Tesla Rudat Interview

Jochen Rudat: "In Deutschland sind die anspruchsvollsten Kunden zuhause und die erfolgreichsten Premium-Hersteller." - Bild: Tesla

Als “strategisch falsch” bezeichnet es der für den deutschen Markt zuständige Tesla-Manager Jochen Rudat, Elektroautos als Kleinwagen auszulegen.

Im Interview mit der AUTOMOBIL PRODUKTION bezeichnete es Rudat, der außer für Deutschland auch für die Märkte in der Schweiz, Österreich, Italien und Frankreich zuständig, als große Chance für Tesla, dass die großen OEM bei der praktischen Umsetzung der E-Mobilität hauptsächlich auf die Kurzstreckennutzung und die Entwicklung von Plug-in Hybriden setzen.

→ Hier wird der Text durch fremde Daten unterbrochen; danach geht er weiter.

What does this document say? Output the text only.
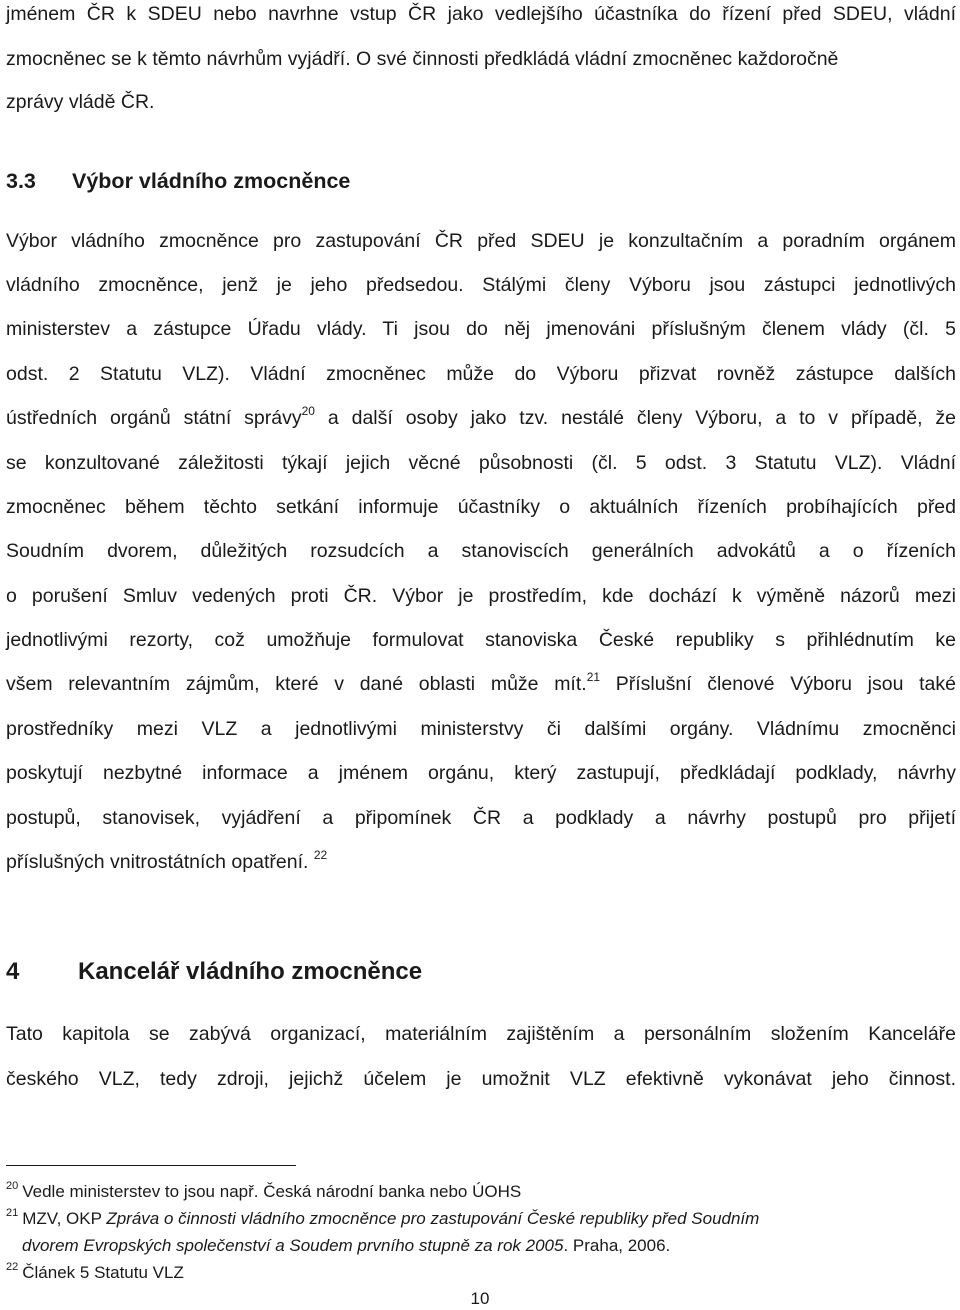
jménem ČR k SDEU nebo navrhne vstup ČR jako vedlejšího účastníka do řízení před SDEU, vládní
zmocněnec se k těmto návrhům vyjádří. O své činnosti předkládá vládní zmocněnec každoročně
zprávy vládě ČR.
3.3 Výbor vládního zmocněnce
Výbor vládního zmocněnce pro zastupování ČR před SDEU je konzultačním a poradním orgánem
vládního zmocněnce, jenž je jeho předsedou. Stálými členy Výboru jsou zástupci jednotlivých
ministerstev a zástupce Úřadu vlády. Ti jsou do něj jmenováni příslušným členem vlády (čl. 5
odst. 2 Statutu VLZ). Vládní zmocněnec může do Výboru přizvat rovněž zástupce dalších
ústředních orgánů státní správy$^{20}$ a další osoby jako tzv. nestálé členy Výboru, a to v případě, že
se konzultované záležitosti týkají jejich věcné působnosti (čl. 5 odst. 3 Statutu VLZ). Vládní
zmocněnec během těchto setkání informuje účastníky o aktuálních řízeních probíhajících před
Soudním dvorem, důležitých rozsudcích a stanoviscích generálních advokátů a o řízeních
o porušení Smluv vedených proti ČR. Výbor je prostředím, kde dochází k výměně názorů mezi
jednotlivými rezorty, což umožňuje formulovat stanoviska České republiky s přihlédnutím ke
všem relevantním zájmům, které v dané oblasti může mít.$^{21}$ Příslušní členové Výboru jsou také
prostředníky mezi VLZ a jednotlivými ministerstvy či dalšími orgány. Vládnímu zmocněnci
poskytují nezbytné informace a jménem orgánu, který zastupují, předkládají podklady, návrhy
postupů, stanovisek, vyjádření a připomínek ČR a podklady a návrhy postupů pro přijetí
příslušných vnitrostátních opatření. $^{22}$
4 Kancelář vládního zmocněnce
Tato kapitola se zabývá organizací, materiálním zajištěním a personálním složením Kanceláře
českého VLZ, tedy zdroji, jejichž účelem je umožnit VLZ efektivně vykonávat jeho činnost.
$^{20}$ Vedle ministerstev to jsou např. Česká národní banka nebo ÚOHS
$^{21}$ MZV, OKP Zpráva o činnosti vládního zmocněnce pro zastupování České republiky před Soudním
dvorem Evropských společenství a Soudem prvního stupně za rok 2005. Praha, 2006.
$^{22}$ Článek 5 Statutu VLZ
10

Um mit dem E-Auto erfolgreich zu sein, brauche es ein Auto, das “keinen Kompromiss” darstelle. Derzeit, so Rufat, proftiere Tesla davon, dass die großen Hersteller den Trend zur E-Mobilität noch “verschlafen” oder zu wenig konsequent angehen. Diese Zeit müsse man nutzen, um mit einem guten Produkt eine starke Position zu besetzen.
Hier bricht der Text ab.